The nug was dense and moist, and the trichomes made it sticky. The combination of these three factors made it tough to break up with my fingers.

I wanted to squeeze in a quick smoke before a sunset walk at Cherry Creek State Park. So, I went out to the backyard and sparked it up. When I lit the joint, the flavor was dominated by the pineyness that I smelled earlier.

As I smoked it down to the second half of the joint, a spiciness became more evident.

After I smoked, I went to the side entrance of the park and started my walk. I felt my body relax and quickly found a comfortable rhythm. The usual barrage of random thoughts in my head (a result of ADD) subsided, and I felt a sense of mental calmness. As I strolled Cherry Creek Trail, my mind felt clear and I contemplated my work and personal life.
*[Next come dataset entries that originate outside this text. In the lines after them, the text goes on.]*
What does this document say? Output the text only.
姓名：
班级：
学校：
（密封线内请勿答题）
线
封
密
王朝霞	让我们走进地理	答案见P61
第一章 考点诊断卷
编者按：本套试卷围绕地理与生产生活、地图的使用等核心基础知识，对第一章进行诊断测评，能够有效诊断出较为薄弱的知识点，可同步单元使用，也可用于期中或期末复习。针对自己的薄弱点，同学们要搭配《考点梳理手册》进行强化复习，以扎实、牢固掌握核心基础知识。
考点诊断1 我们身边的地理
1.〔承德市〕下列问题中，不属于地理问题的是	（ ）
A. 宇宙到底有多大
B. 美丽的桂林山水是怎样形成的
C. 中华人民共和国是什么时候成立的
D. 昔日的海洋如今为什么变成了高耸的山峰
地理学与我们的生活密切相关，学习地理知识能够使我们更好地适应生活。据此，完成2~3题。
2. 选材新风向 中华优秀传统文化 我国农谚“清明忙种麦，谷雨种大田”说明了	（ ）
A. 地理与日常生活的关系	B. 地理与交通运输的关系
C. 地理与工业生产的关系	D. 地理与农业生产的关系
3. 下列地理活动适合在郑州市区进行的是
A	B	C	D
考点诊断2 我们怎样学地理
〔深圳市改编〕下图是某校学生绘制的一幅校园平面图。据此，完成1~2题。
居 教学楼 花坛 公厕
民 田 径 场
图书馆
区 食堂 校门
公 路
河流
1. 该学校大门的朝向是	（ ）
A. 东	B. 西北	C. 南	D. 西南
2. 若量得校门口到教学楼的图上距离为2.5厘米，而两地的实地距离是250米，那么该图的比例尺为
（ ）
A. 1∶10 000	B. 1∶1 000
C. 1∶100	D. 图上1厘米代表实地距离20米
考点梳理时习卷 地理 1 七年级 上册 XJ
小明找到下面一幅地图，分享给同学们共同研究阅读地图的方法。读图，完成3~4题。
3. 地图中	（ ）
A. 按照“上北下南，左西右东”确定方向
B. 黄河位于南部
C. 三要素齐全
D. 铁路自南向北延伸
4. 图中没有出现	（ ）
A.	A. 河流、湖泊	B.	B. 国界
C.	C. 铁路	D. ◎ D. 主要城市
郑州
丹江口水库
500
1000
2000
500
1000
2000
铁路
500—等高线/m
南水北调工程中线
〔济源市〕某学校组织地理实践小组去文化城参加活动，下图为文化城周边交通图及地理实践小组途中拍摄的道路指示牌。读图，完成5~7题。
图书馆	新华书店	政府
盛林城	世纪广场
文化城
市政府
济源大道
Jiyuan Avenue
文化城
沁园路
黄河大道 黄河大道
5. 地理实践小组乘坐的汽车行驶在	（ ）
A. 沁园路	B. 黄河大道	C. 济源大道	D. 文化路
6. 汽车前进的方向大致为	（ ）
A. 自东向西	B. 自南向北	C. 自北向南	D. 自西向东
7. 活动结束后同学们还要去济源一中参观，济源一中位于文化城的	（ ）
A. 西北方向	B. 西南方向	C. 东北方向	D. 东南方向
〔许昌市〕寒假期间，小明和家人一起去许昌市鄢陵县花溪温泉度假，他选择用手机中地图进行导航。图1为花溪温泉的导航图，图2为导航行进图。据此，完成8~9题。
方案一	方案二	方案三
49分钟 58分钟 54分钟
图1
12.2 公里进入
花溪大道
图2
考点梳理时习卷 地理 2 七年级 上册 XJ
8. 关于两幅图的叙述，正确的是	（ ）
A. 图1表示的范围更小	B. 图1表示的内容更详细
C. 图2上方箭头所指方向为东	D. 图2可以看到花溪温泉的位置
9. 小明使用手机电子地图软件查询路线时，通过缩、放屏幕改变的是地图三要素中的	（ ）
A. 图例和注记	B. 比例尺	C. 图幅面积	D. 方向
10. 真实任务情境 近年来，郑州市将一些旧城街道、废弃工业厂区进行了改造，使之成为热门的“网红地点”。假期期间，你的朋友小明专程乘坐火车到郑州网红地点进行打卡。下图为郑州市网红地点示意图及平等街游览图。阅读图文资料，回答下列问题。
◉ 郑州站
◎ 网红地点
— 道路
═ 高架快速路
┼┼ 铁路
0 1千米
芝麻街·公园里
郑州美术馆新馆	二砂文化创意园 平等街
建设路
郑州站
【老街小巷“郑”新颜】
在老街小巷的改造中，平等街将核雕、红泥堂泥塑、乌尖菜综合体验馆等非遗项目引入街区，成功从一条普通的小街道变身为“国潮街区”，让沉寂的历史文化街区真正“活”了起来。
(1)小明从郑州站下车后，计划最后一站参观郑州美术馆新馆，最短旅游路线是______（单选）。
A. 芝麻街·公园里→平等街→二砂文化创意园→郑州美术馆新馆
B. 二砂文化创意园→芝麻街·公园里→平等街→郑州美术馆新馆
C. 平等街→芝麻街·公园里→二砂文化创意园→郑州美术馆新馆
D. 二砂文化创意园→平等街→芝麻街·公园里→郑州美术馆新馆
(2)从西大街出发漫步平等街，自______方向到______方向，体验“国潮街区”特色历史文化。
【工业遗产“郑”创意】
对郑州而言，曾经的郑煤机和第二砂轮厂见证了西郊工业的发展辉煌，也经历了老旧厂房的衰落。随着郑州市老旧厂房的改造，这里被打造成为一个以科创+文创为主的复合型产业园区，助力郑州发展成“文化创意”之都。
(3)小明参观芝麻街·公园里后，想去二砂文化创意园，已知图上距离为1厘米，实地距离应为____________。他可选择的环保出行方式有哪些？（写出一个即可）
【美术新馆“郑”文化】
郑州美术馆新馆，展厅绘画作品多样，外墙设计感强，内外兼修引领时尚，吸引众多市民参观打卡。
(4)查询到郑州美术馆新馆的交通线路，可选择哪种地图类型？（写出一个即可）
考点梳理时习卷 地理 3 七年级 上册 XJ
Then my thoughts turned to Gupta, and the impact that he has unintentionally had on my life, despite the fact that we have never met.

As medical cannabis has become more accepted by mainstream society, high-CBD products have become life-saving medicine for many children, as Gupta has chronicled. He continues to shine a much-needed spotlight on the families who are medical refugees, moving to Colorado to take advantage of access to this medicine.

In some sense, Gupta has also played a pivotal role in my life. His first one-hour documentary made cannabis (and my line of work) exponentially more acceptable to Indian baby boomers like my parents and their friends — something I had unsuccessfully been working on for nearly 10 years.